An International Randomized Trial of Additional Treatments for COVID-19 in Hospitalized Patients … (NCT04575064) | Clinical Trial Compass
WithdrawnPhase 2/3
An International Randomized Trial of Additional Treatments for COVID-19 in Hospitalized Patients Who Are All Receiving the Local Standard of Care - WHO-SOLIDARITY-GERMANY
Stopped: Explanation will be submitted later.
Germany0Started 2020-06-29
Plain-language summary
This study is an adaptive, randomized, open-label, controlled clinical trial, performed worldwide in collaboration with WHO and INSERM.
Who can participate
Age range
18 Years
Sex
ALL
See this in plain English?
AI-rewrites the medical criteria so a patient or caregiver can understand them. Always confirm with the trial site.
Inclusion Criteria:
* Patients 18 years and older
* Current SARS-CoV-2 infection
* Admitted to the hospital ward or the ICU due to COVID-19
* SpO2 \<= 94% on room air OR oxygen demand OR breathing support
* Written informed consent obtained
Exclusion Criteria:
* Patient's non-consent or inability to informed consent
* Pregnant or breastfeeding women.
* Subjects pretreated with one of the study drugs in the past 29 days
* Anticipated transfer within 72 hours to a non-study hospital
* Severe co-morbidity with life expectancy \< 3 months
* AST or ALT \> 5 times the upper limit of normal
* Stage 4 severe chronic kidney disease or requiring dialysis
* Contraindications and known intolerance to any of the study drugs
* Subjects participating in a potentially confounding drug or device trial
* Any reason why the patient should not participate (investigator's opinion)
Questions worth asking your doctor
Bring these to your next appointment. They're a starting point for a shared conversation — not a sign you qualify or a recommendation to enrol.
1Based on my diagnosis and history, is this trial worth exploring for me — or is there a standard treatment we should try first?
2What does this trial's phase tell us about how much is already known about its safety and benefit?
3What would taking part actually involve for me — visits, tests, time, and travel?

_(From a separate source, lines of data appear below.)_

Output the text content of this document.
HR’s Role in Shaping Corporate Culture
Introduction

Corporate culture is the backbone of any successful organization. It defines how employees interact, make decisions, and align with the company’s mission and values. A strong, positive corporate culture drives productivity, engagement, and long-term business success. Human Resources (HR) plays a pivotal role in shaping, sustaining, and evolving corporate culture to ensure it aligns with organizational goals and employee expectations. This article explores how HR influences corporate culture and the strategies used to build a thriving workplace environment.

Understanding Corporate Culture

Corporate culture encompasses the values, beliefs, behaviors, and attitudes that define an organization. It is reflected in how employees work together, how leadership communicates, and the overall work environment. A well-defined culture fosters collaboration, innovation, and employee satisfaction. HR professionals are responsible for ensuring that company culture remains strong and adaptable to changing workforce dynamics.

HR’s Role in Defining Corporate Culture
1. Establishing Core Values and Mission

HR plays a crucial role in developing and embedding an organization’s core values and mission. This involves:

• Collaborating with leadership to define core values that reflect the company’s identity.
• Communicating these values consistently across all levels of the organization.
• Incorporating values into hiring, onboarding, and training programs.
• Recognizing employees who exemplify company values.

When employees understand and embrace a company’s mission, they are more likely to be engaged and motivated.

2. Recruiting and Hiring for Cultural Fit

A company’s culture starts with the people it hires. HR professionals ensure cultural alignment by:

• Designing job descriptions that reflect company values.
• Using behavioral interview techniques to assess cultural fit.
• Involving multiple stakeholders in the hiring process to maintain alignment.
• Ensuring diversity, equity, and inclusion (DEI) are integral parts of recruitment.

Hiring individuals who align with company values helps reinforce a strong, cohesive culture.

4What are the known and possible risks or side effects I should weigh, and how would they be monitored?
5If this trial isn't the right fit, what other options or trials would you suggest I look into?
Generated to help you prepare — always confirm anything about your own eligibility and care with the study team and your doctor.
Questions for the trial coordinator
The trial coordinator is the person who runs the study day to day. These cover the practical side — logistics, costs, and what taking part would actually mean for your life. The study team confirms whether you meet the criteria; these are questions to ask, not a sign you qualify.
1What does taking part actually involve week to week — how many visits, where, and how long does each one take?
2What costs are covered by the study, and what might I have to pay for myself, including travel, parking, or time off work?
3What happens during screening, and what happens if the study team confirms I don't meet the criteria after those tests?
4Who pays for the scans, blood work, and other tests the trial requires — the study, my insurance, or me?
5How will being in the trial affect my regular care, and will my own doctor stay informed and involved?
6Can I leave the trial at any point if I change my mind, and what would happen to my care if I do?
A starting point for the conversation — always confirm anything about your own eligibility, costs, and care with the study team and your doctor.
What they're measuring
1
Improvement of clinical status on the ordinal 7-point severity-scale at day 15.